Pork Involtini with Blue Cheese and Spinach

From issue #4.
Photography by Photography by Roberto Buzzolan.
Pork Involtini with Blue Cheese and Spinach

Serves: 4 - 6


600 grams pork fillet, all sinew removed
1 lemon
110 grams soft blue cheese
500 grams spinach
salt and freshly ground black pepper
1 tablespoon oil
25 grams butter
1 cup verjuice or white wine


Cut the pork into 3cm thick pieces. Place each piece between two pieces of plastic wrap. Gently pound out to an even thickness – no more than 1⁄2 cm. Squeeze a little lemon juice over each slice of meat.

Put the blue cheese in a bowl and mash with a fork.

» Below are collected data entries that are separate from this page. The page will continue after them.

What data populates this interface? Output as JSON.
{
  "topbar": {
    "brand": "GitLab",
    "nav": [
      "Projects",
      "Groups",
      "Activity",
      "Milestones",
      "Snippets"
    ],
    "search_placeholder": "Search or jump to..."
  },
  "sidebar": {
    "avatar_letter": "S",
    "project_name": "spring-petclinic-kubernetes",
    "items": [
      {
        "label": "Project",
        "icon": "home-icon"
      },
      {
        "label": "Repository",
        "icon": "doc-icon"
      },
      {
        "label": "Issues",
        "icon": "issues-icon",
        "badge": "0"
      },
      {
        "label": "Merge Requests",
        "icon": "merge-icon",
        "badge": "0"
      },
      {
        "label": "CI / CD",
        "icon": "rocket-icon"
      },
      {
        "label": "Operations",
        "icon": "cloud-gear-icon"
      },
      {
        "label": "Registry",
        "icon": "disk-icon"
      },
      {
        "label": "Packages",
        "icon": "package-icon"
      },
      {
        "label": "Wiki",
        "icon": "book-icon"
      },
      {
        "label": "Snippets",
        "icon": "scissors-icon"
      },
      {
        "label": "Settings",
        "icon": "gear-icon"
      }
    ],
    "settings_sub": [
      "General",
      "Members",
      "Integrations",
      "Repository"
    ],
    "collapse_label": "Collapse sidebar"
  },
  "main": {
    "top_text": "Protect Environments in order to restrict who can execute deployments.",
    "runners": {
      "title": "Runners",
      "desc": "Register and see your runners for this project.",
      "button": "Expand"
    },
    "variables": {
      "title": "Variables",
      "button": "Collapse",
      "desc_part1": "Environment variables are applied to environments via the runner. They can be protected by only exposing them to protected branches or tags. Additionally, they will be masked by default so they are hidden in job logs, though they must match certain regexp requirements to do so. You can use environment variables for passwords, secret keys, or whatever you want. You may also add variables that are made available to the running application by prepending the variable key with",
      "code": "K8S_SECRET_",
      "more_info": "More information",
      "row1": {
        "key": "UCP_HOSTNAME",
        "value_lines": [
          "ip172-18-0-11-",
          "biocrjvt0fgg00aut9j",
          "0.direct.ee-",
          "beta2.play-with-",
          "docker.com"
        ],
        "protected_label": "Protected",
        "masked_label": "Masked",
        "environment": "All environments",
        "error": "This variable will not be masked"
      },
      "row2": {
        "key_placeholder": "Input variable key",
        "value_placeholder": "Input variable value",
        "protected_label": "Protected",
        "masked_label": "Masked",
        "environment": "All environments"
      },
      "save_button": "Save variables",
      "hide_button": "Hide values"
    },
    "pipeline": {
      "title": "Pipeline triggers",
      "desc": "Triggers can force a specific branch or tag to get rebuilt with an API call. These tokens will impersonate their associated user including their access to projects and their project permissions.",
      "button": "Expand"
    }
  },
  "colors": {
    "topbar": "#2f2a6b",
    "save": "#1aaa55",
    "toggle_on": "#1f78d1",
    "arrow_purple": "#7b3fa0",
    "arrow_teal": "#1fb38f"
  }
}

Wash the spinach and remove the tough stems. Wilt in a pan over a high heat, drain and refresh. Squeeze well to extract as much liquid as possible. Chop and mix with the cheese.

Lay out the pork slices and season each with salt and pepper. Spread with the filling, loosely roll up and tie securely with string.

Heat the oil in a sauté pan and when hot add the butter. When sizzling, add the pork and cook on all sides until golden and tender.

Remove to a plate. Increase the heat and add the verjuice or wine. Allow to bubble up, scraping the bottom of the pan. Season to taste and reduce until syrupy.

Add the pork back to the pan and turn to coat in the juices. Serve immediately with the pan juices drizzled over, soft polenta or fried potatoes and a fresh tomato salad. Serves 4-6

To refresh: to immediately cool green vegetables – usually in iced or running water in order to halt cooking and to set the colour.